Hierarchical clustering, also known as hierarchical cluster analysis, is an algorithm that groups similar objects into groups called clusters.
– You start with raw unlabelled data and the endpoint is a set of clusters.
– Each cluster is different from the other cluster, and the objects within each cluster are similar to each other.
How does it work?
– Hierarchical clustering starts by treating each observation as a separate cluster.
– Then it iteratively executes the following two steps: (1) identify the two clusters that are closest together, and (2) merge the two most similar clusters.
– This iterative process continues until all the clusters are merged together.
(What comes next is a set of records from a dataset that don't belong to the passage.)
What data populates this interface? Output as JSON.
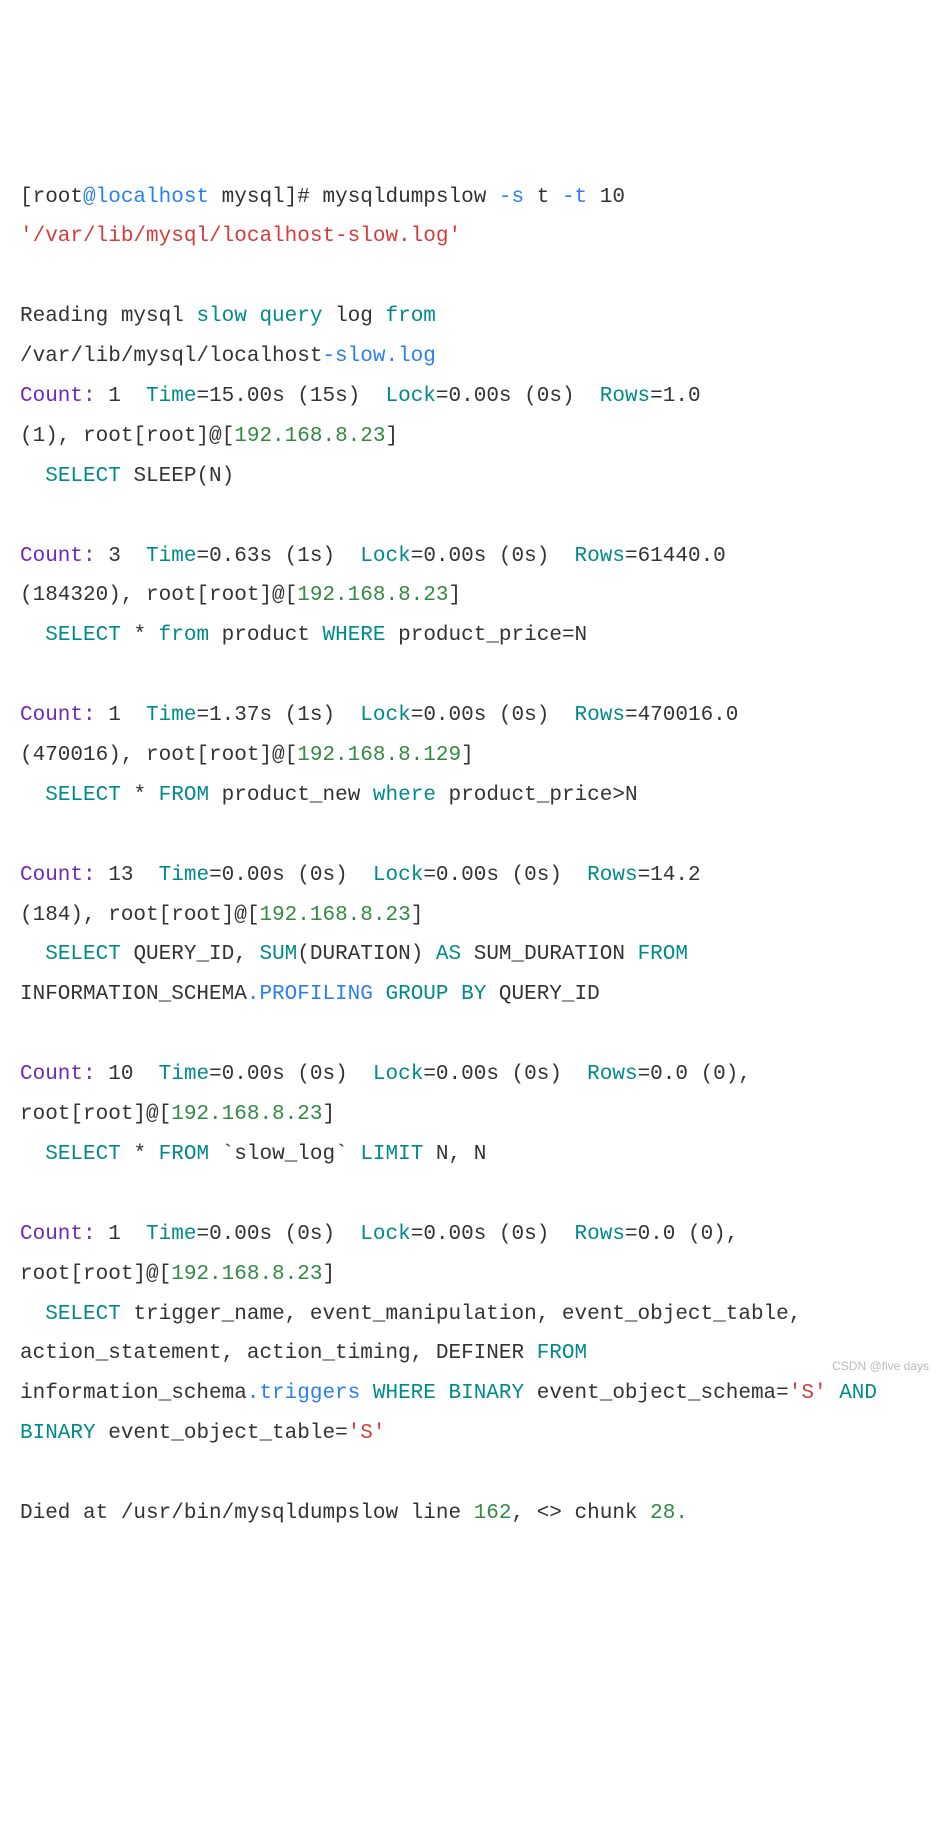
{
  "prompt": {
    "open": "[root",
    "at": "@localhost",
    "path": " mysql",
    "close": "]# "
  },
  "cmd": {
    "name": "mysqldumpslow ",
    "flag1": "-s",
    "arg1": " t ",
    "flag2": "-t",
    "arg2": " 10",
    "argpath": "'/var/lib/mysql/localhost-slow.log'"
  },
  "reading": {
    "l1a": "Reading mysql ",
    "l1b": "slow query",
    "l1c": " log ",
    "l1d": "from",
    "l2a": "/var/lib/mysql/localhost",
    "l2b": "-slow",
    "l2c": ".log"
  },
  "e1": {
    "count_lbl": "Count:",
    "count": " 1  ",
    "time_lbl": "Time",
    "time_val": "=15.00s (15s)  ",
    "lock_lbl": "Lock",
    "lock_val": "=0.00s (0s)  ",
    "rows_lbl": "Rows",
    "rows_val": "=1.0",
    "line2a": "(1), root[root]@[",
    "ip": "192.168.8.23",
    "line2b": "]",
    "sql_select": "SELECT",
    "sql_rest": " SLEEP(N)"
  },
  "e2": {
    "count_lbl": "Count:",
    "count": " 3  ",
    "time_lbl": "Time",
    "time_val": "=0.63s (1s)  ",
    "lock_lbl": "Lock",
    "lock_val": "=0.00s (0s)  ",
    "rows_lbl": "Rows",
    "rows_val": "=61440.0",
    "line2a": "(184320), root[root]@[",
    "ip": "192.168.8.23",
    "line2b": "]",
    "sql_select": "SELECT",
    "sql_mid1": " * ",
    "sql_from": "from",
    "sql_mid2": " product ",
    "sql_where": "WHERE",
    "sql_mid3": " product_price=N"
  },
  "e3": {
    "count_lbl": "Count:",
    "count": " 1  ",
    "time_lbl": "Time",
    "time_val": "=1.37s (1s)  ",
    "lock_lbl": "Lock",
    "lock_val": "=0.00s (0s)  ",
    "rows_lbl": "Rows",
    "rows_val": "=470016.0",
    "line2a": "(470016), root[root]@[",
    "ip": "192.168.8.129",
    "line2b": "]",
    "sql_select": "SELECT",
    "sql_mid1": " * ",
    "sql_from": "FROM",
    "sql_mid2": " product_new ",
    "sql_where": "where",
    "sql_mid3": " product_price>N"
  },
  "e4": {
    "count_lbl": "Count:",
    "count": " 13  ",
    "time_lbl": "Time",
    "time_val": "=0.00s (0s)  ",
    "lock_lbl": "Lock",
    "lock_val": "=0.00s (0s)  ",
    "rows_lbl": "Rows",
    "rows_val": "=14.2",
    "line2a": "(184), root[root]@[",
    "ip": "192.168.8.23",
    "line2b": "]",
    "sql_1": "SELECT",
    "sql_2": " QUERY_ID, ",
    "sql_3": "SUM",
    "sql_4": "(DURATION) ",
    "sql_5": "AS",
    "sql_6": " SUM_DURATION ",
    "sql_7": "FROM",
    "sql_8": "INFORMATION_SCHEMA",
    "sql_9": ".PROFILING",
    "sql_10": " ",
    "sql_11": "GROUP BY",
    "sql_12": " QUERY_ID"
  },
  "e5": {
    "count_lbl": "Count:",
    "count": " 10  ",
    "time_lbl": "Time",
    "time_val": "=0.00s (0s)  ",
    "lock_lbl": "Lock",
    "lock_val": "=0.00s (0s)  ",
    "rows_lbl": "Rows",
    "rows_val": "=0.0 (0),",
    "line2a": "root[root]@[",
    "ip": "192.168.8.23",
    "line2b": "]",
    "sql_1": "SELECT",
    "sql_2": " * ",
    "sql_3": "FROM",
    "sql_4": " `slow_log` ",
    "sql_5": "LIMIT",
    "sql_6": " N, N"
  },
  "e6": {
    "count_lbl": "Count:",
    "count": " 1  ",
    "time_lbl": "Time",
    "time_val": "=0.00s (0s)  ",
    "lock_lbl": "Lock",
    "lock_val": "=0.00s (0s)  ",
    "rows_lbl": "Rows",
    "rows_val": "=0.0 (0),",
    "line2a": "root[root]@[",
    "ip": "192.168.8.23",
    "line2b": "]",
    "sql_1": "SELECT",
    "sql_2": " trigger_name, event_manipulation, event_object_table, action_statement, action_timing, DEFINER ",
    "sql_3": "FROM",
    "sql_4": " information_schema",
    "sql_5": ".triggers",
    "sql_6": " ",
    "sql_7": "WHERE BINARY",
    "sql_8": " event_object_schema=",
    "sql_9": "'S'",
    "sql_10": " ",
    "sql_11": "AND BINARY",
    "sql_12": " event_object_table=",
    "sql_13": "'S'"
  },
  "died": {
    "a": "Died at /usr/bin/mysqldumpslow line ",
    "b": "162",
    "c": ", <> chunk ",
    "d": "28.",
    "e": ""
  },
  "footer": "CSDN @five days"
}
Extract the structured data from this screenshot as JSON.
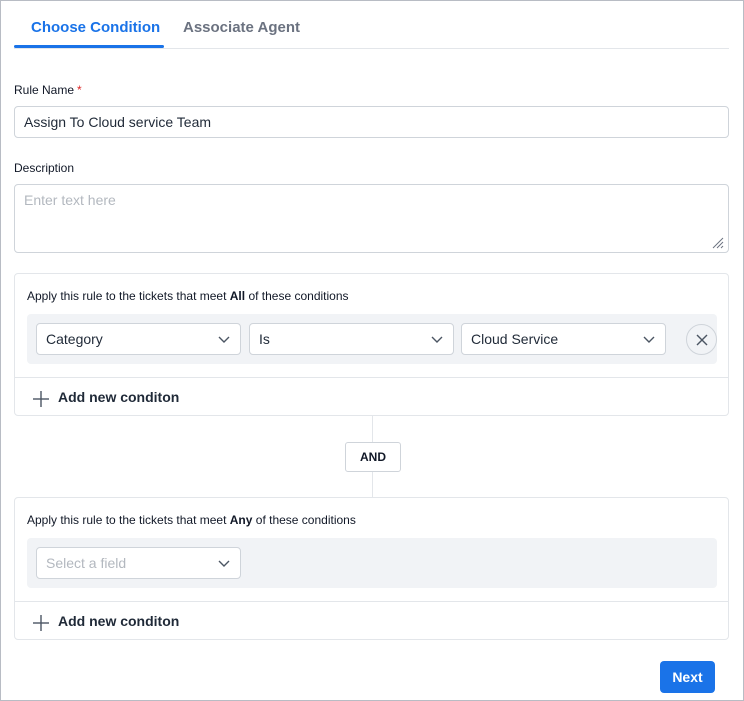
{
  "tabs": [
    {
      "label": "Choose Condition",
      "active": true
    },
    {
      "label": "Associate Agent",
      "active": false
    }
  ],
  "form": {
    "rule_name_label": "Rule Name",
    "required_mark": "*",
    "rule_name_value": "Assign To Cloud service Team",
    "description_label": "Description",
    "description_placeholder": "Enter text here"
  },
  "all_conditions": {
    "prefix": "Apply this rule to the tickets that meet ",
    "keyword": "All",
    "suffix": " of these conditions",
    "field": "Category",
    "operator": "Is",
    "value": "Cloud Service",
    "add_label": "Add new conditon"
  },
  "connector_label": "AND",
  "any_conditions": {
    "prefix": "Apply this rule to the tickets that meet ",
    "keyword": "Any",
    "suffix": " of these conditions",
    "field_placeholder": "Select a field",
    "add_label": "Add new conditon"
  },
  "next_button": "Next",
  "colors": {
    "accent": "#1a73e8",
    "required": "#dc2626",
    "border": "#cfd4da"
  },
  "icons": {
    "chevron": "chevron-down-icon",
    "close": "close-icon",
    "plus": "plus-icon",
    "resize": "resize-grip-icon"
  }
}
Hierarchical clustering is of two types:
(1) Agglomerative (AGNES)
You build clusters in a bottom up approach (AGNES). This is the most common type of hierarchical clustering agglomerative clustering, which is used to group objects in clusters based on their similarity. It’s also known as AGNES (Agglomerative Nesting). The algorithm starts by treating each object as a singleton cluster. Next, pairs of clusters are successively merged until all clusters have been merged into one big cluster containing all objects. The result is a tree-based representation of the objects, named dendrogram.
(2) Divisive (DIANA)
You build clusters in a top down approach (DIANA). It starts by including all objects in a single large cluster. At each step of iteration, the most heterogeneous cluster is divided into two. The process is iterated until all objects are in their own cluster.